Redlener’s connection to Baez predates all of that. He met his wife when he was the medical director of a health care clinic in Lee County, Arkansas, and she was working there as a child development program coordinator. “Lee County was the sixth-poorest county in the U.S. at that time. I was a 27-year-old pediatrician. Federal funding was being eliminated by President Nixon. It was a desperate financial situation,” recalls Redlener, who decided he wanted to try and reach out to Baez for help.

“In 1972, Joan was at the peak of her extraordinary activism and her singing career as well. I saw somewhere in a newspaper article the name of her manager,” he recalls. “I called him. A very gruff guy [who told me] in much more flowery language, ‘Write her a letter and I’ll send it to her.’ I did, and a few weeks later, Joan called me at this clinic in Arkansas. She came down and did a benefit concert for us in the closest big city, which was Memphis, and literally financially rescued the clinic. She’s been helping me throughout my career.”

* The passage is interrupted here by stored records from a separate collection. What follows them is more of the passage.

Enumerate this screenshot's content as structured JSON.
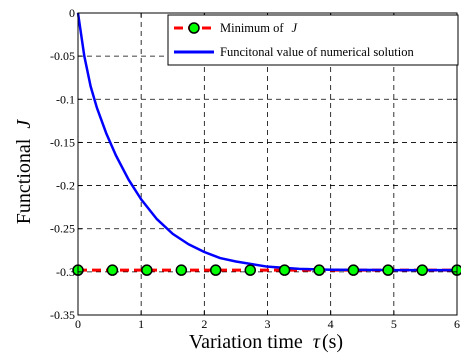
{
  "chart_data": {
    "type": "line",
    "xlabel": "Variation time",
    "xlabel_symbol": "τ",
    "xlabel_unit": "(s)",
    "ylabel": "Functional",
    "ylabel_symbol": "J",
    "xlim": [
      0,
      6
    ],
    "ylim": [
      -0.35,
      0
    ],
    "xticks": [
      0,
      1,
      2,
      3,
      4,
      5,
      6
    ],
    "xtick_labels": [
      "0",
      "1",
      "2",
      "3",
      "4",
      "5",
      "6"
    ],
    "yticks": [
      0,
      -0.05,
      -0.1,
      -0.15,
      -0.2,
      -0.25,
      -0.3,
      -0.35
    ],
    "ytick_labels": [
      "0",
      "-0.05",
      "-0.1",
      "-0.15",
      "-0.2",
      "-0.25",
      "-0.3",
      "-0.35"
    ],
    "grid": true,
    "legend_position": "top-right",
    "series": [
      {
        "name": "Minimum of",
        "name_symbol": "J",
        "style": "dashed-with-circle-markers",
        "line_color": "#ff0000",
        "marker_face": "#00ff00",
        "marker_edge": "#000000",
        "x": [
          0,
          0.545,
          1.09,
          1.636,
          2.18,
          2.727,
          3.27,
          3.818,
          4.36,
          4.909,
          5.45,
          6.0
        ],
        "y": [
          -0.298,
          -0.298,
          -0.298,
          -0.298,
          -0.298,
          -0.298,
          -0.298,
          -0.298,
          -0.298,
          -0.298,
          -0.298,
          -0.298
        ]
      },
      {
        "name": "Funcitonal value of numerical solution",
        "style": "solid",
        "line_color": "#0000ff",
        "x": [
          0,
          0.1,
          0.2,
          0.3,
          0.45,
          0.6,
          0.8,
          1.0,
          1.25,
          1.5,
          1.75,
          2.0,
          2.25,
          2.5,
          3.0,
          3.5,
          4.0,
          5.0,
          6.0
        ],
        "y": [
          0,
          -0.05,
          -0.085,
          -0.11,
          -0.14,
          -0.165,
          -0.193,
          -0.216,
          -0.239,
          -0.256,
          -0.268,
          -0.277,
          -0.284,
          -0.288,
          -0.294,
          -0.2965,
          -0.2975,
          -0.298,
          -0.298
        ]
      }
    ]
  }
}
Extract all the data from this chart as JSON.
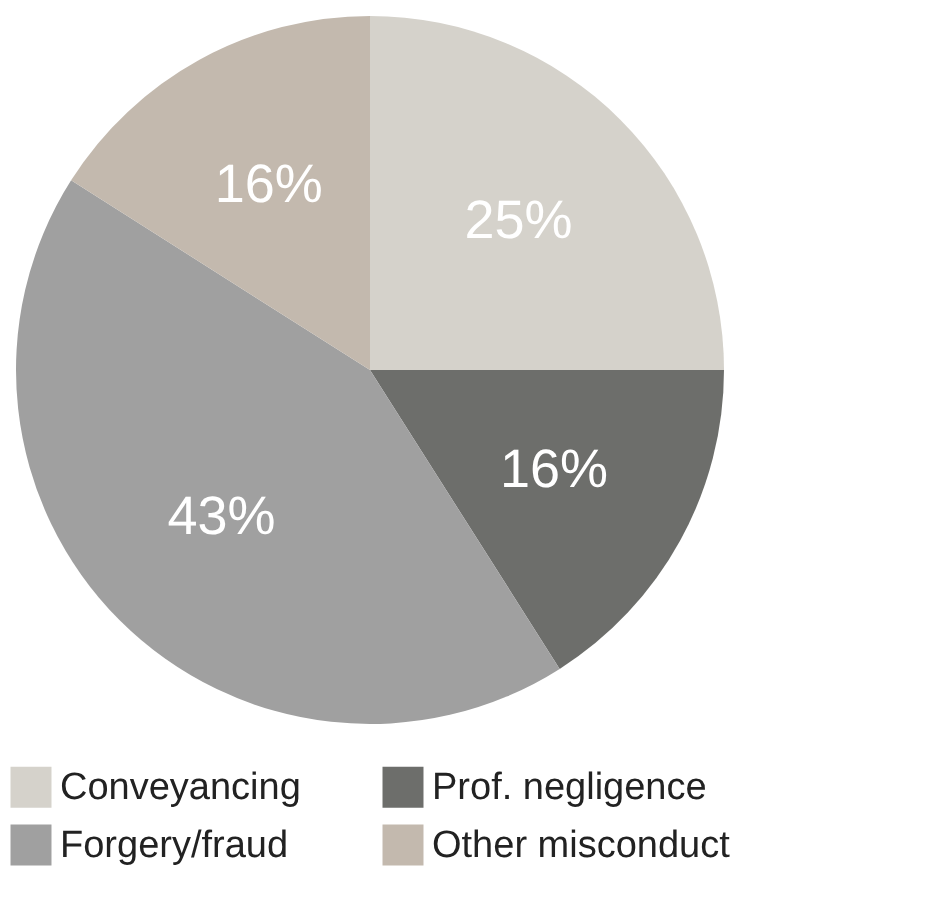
{
  "chart_data": {
    "type": "pie",
    "categories": [
      "Conveyancing",
      "Prof. negligence",
      "Forgery/fraud",
      "Other misconduct"
    ],
    "values": [
      25,
      16,
      43,
      16
    ],
    "colors": [
      "#d5d2cb",
      "#6d6e6b",
      "#a0a0a0",
      "#c3b9ae"
    ],
    "value_labels": [
      "25%",
      "16%",
      "43%",
      "16%"
    ],
    "legend": "bottom"
  }
}
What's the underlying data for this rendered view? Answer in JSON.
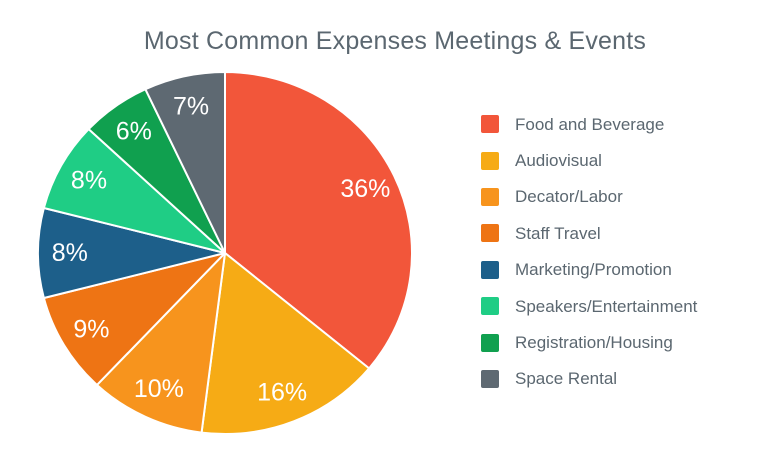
{
  "page": {
    "background": "#FFFFFF"
  },
  "chart_data": {
    "type": "pie",
    "title": "Most Common Expenses Meetings & Events",
    "title_color": "#5B6770",
    "categories": [
      "Food and Beverage",
      "Audiovisual",
      "Decator/Labor",
      "Staff Travel",
      "Marketing/Promotion",
      "Speakers/Entertainment",
      "Registration/Housing",
      "Space Rental"
    ],
    "values": [
      36,
      16,
      10,
      9,
      8,
      8,
      6,
      7
    ],
    "slice_labels": [
      "36%",
      "16%",
      "10%",
      "9%",
      "8%",
      "8%",
      "6%",
      "7%"
    ],
    "colors": [
      "#F2563A",
      "#F6AB15",
      "#F7941D",
      "#EE7414",
      "#1D5F8A",
      "#1FCD85",
      "#10A04F",
      "#5E6972"
    ],
    "slice_label_color": "#FFFFFF",
    "slice_border_color": "#FFFFFF",
    "legend_position": "right",
    "legend_text_color": "#5B6770",
    "start_angle_deg": 0,
    "direction": "clockwise",
    "total": 100,
    "grid": false
  }
}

The experience emboldened Redlener not to be shy about asking Hollywood figures for support. “When Joan helped us, I was not all that worldly. I was like ‘Jeez, I wrote to Joan. She responds. This is kind of easy,’” he says.

Joan Baez - Ukraine Children's Action Project Trip - Borodianka - Ukraine
Joan Baez, with guitar, sang John Lennon’s “Imagine” amid bombed-out buildings in the town of Borodianka during a trip to war-ravaged Ukraine in June.

On their most recent trip to Ukraine and Poland, Baez and the Redleners visited a children’s hospital in Lviv, Ukraine, where, among others, they met with a 14-year-old recovering from burns, a severe head injury and PTSD resulting from a direct hit on his home; they traveled to the capital, Kyiv; and went to the town of Borodianka, “a town that had been fundamentally destroyed by the Russians,” says Redlener. “Joan sang John Lennon’s song ‘Imagine’ there with these bombed-out buildings in the background.”

On their last night in Lviv, the trio heard air raid sirens go off in the city. “This has happened most of the times we’ve been to Ukraine,” he says, “and usually it’s not anything close to where I am. This was 2 o’clock in the morning. I got a call from a friend of mine who’s an adviser to President Zelensky who said, ‘Take this seriously. There are cruise missiles headed your way.’ That was all we needed to hear. We gathered up Joan and went to the basement and heard explosions that shook the building until 3:30 in the morning. And then at 8:30 a.m., Joan and I did a live CNN interview; we went up to the rooftop of the hotel.”

He admits that “our own families — our kids and grandchildren — think we’re kind of crazy. We don’t feel in danger, by the way, at all. We feel, for whatever reason, pretty secure. Really, the intense fighting is in the east of the country and the south, not that there aren’t cruise missiles and drone attacks all the time.”

Nevertheless, Redlener is determined to keep going and continue to fundraise and “try and keep people focused on helping Ukraine. Until something will resolve with this fighting, a lot of children are being affected.”